Data augmentation has greater promotion of model learning from scratch than on pretrained model, because the parameters of pretrained models are trained enough by open large datasets. Compared with traditional machine learning methods and state-of-the-art deep learning methods, the proposed VGNet has a stronger ability to identify a hierarchy of features of corn diseases. The accuracy of VGNet is improved by 3.5% compared with the original VGG16 Net, and the testing time for 230 images is reduced by 66.8%, with balanced precision, recall, and F1 indexes. The parameters and memory occupation of the proposed VGNet are reduced by 83.4% and 85.1%, respectively.
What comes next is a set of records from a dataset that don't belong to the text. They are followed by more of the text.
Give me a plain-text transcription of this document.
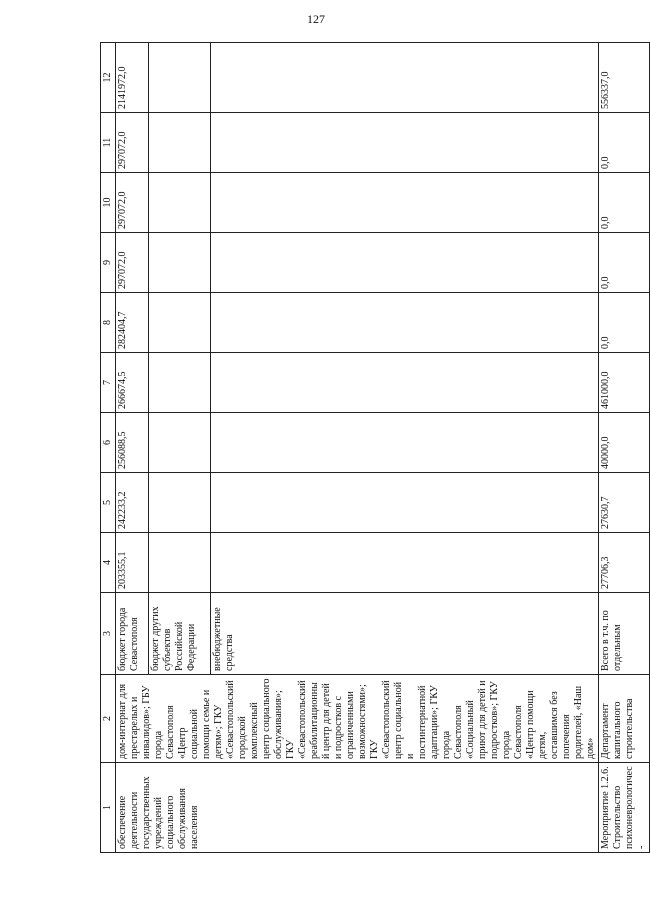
127
1	2	3	4	5	6	7	8	9	10	11	12
обеспечение деятельности государственных учреждений социального обслуживания населения	дом-интернат для престарелых и инвалидов»; ГБУ города Севастополя «Центр социальной помощи семье и детям»; ГКУ «Севастопольский городской комплексный центр социального обслуживания»; ГКУ «Севастопольский реабилитационный центр для детей и подростков с ограниченными возможностями»; ГКУ «Севастопольский центр социальной и постинтернатной адаптации»; ГКУ города Севастополя «Социальный приют для детей и подростков»; ГКУ города Севастополя «Центр помощи детям, оставшимся без попечения родителей, «Наш дом»	бюджет города Севастополя	203355,1	242233,2	256088,5	266674,5	282404,7	297072,0	297072,0	297072,0	2141972,0
		бюджет других субъектов Российской Федерации									
		внебюджетные средства									
Мероприятие 1.2.6. Строительство психоневрологичес-	Департамент капитального строительства	Всего в т.ч. по отдельным	27706,3	27630,7	40000,0	461000,0	0,0	0,0	0,0	0,0	556337,0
The comparative experiments and performance analysis illustrated the wide adaptability of the proposed method. In addition, the proposed method could provide baseline architecture for other types of phenotypic information recognition or interpretation with much fewer parameters and computation time. In future work, we will focus on collecting multiple crop disease images from real scenes and developing fine-grained disease detection methods that can be used for multiple categories of crops.